The feeding of the 5000 is in direct response to an act of violence: the beheading of John the Baptist. His response is to expose the foolishness of violence. One prominent critic is murdered; and 5000 families emerge that do not need the Empire to provide its safety or security.

When Peter pulls the coin out of the fish’s mouth for the Temple tax, it’s not just an elaborate sidestep of IRS policy. Jesus implies that the fish, too, are residents of the Empire—foreign ones—and that any tax borne by the people is borne by the animals in their midst, too. It is as absurd to expect people to pay the Temple tax as it is to expect a fish to carry coins everywhere.

None of these individual incidents solve systemic violence.

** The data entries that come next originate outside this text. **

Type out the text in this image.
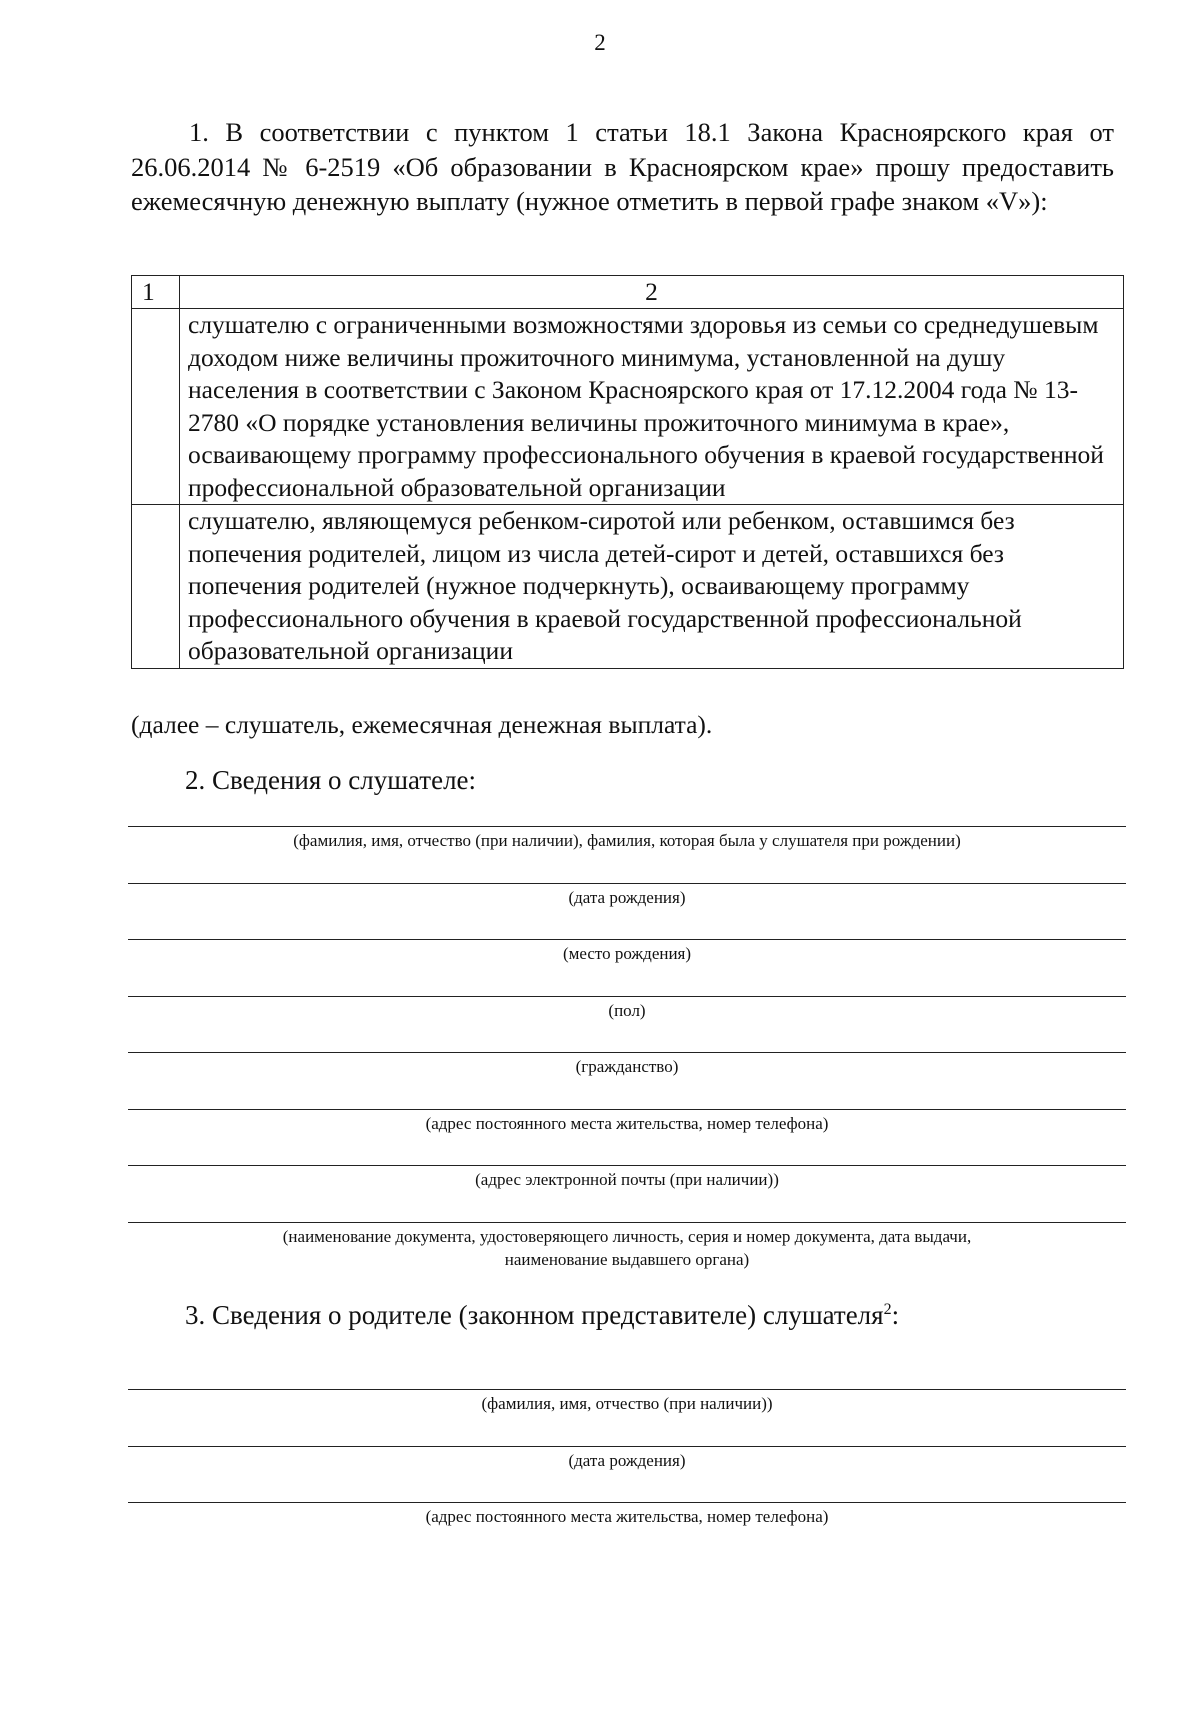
2

1. В соответствии с пунктом 1 статьи 18.1 Закона Красноярского края от 26.06.2014 № 6-2519 «Об образовании в Красноярском крае» прошу предоставить ежемесячную денежную выплату (нужное отметить в первой графе знаком «V»):

1	2
	слушателю с ограниченными возможностями здоровья из семьи со среднедушевым доходом ниже величины прожиточного минимума, установленной на душу населения в соответствии с Законом Красноярского края от 17.12.2004 года № 13-2780 «О порядке установления величины прожиточного минимума в крае», осваивающему программу профессионального обучения в краевой государственной профессиональной образовательной организации
	слушателю, являющемуся ребенком-сиротой или ребенком, оставшимся без попечения родителей, лицом из числа детей-сирот и детей, оставшихся без попечения родителей (нужное подчеркнуть), осваивающему программу профессионального обучения в краевой государственной профессиональной образовательной организации
(далее – слушатель, ежемесячная денежная выплата).
2. Сведения о слушателе:
(фамилия, имя, отчество (при наличии), фамилия, которая была у слушателя при рождении)
(дата рождения)
(место рождения)
(пол)
(гражданство)
(адрес постоянного места жительства, номер телефона)
(адрес электронной почты (при наличии))
(наименование документа, удостоверяющего личность, серия и номер документа, дата выдачи,
наименование выдавшего органа)
3. Сведения о родителе (законном представителе) слушателя$^2$:
(фамилия, имя, отчество (при наличии))
(дата рождения)
(адрес постоянного места жительства, номер телефона)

  • After the Christmas soccer game, the soldiers returned to their sides and got ready for another day shooting and gassing each other.
    • Robert Desnos died in the camps.
    • Bryan Stevenson’s motion was denied by the court.
    • Alice Walker’s poem appears to be a dream that was never fulfilled.
    • The Brazilian peasants did not guarantee their land.

But all of these actions expose the absurdity, change the perspective and the terms of the negotiation. Even when we cannot orchestrate systemic change, we are called to expose it and make fools of our collective participation in it.

What does this mean for us? Are we called to dress up in our Halloween costumes when we go to vote in person? To build elaborate model castles out of canned food and invite passersby to take what they need? To, when we see a cop pull over a Black driver, stop our cars and tell the officer, “I just wanted to make sure you know my headlight is out, would you like to give me a ticket?” Are we called to build a life-size replica of a U-M dorm on the quad and offer it to President Mark Schissel in case he needs to quarantine? In what ways to we have daily opportunities to expose the absurdity of our violent systems?

You cannot destroy a boggart, only send it to another dark corner. In the days ahead, let us look at our fear, when it roars out of closets, and dress it in absurdity. Let us be a force to make violence look foolish and out-of-place in this world.

It is hard to say exactly what that look like for each of us, in our workplaces and our communities. Perhaps we will be the ones exposed by others with less power. If so, may we embrace it. May we recognize the absurdity of the systems our fear builds. Let us, like Jesus, like Professor Lupin, seek not to eliminate our fear, but to transform it.


[1] As examined recently in “There Will be No Trump Coup,” a New York Times Opinon piece by Ross Douthat, see https://www.nytimes.com/2020/10/10/opinion/sunday/trump-election-authoritarianism.html.

[2] No offense to my Anglican siblings; Lupin clearly has a much stronger liturgical framework than Anabaptist wizards.

[3] Wink, “Jesus and Alinsky,” in The Impossible Will Take a Little While, p.185.

[4] idib.

[5] This section was omitted in the sermon presentation.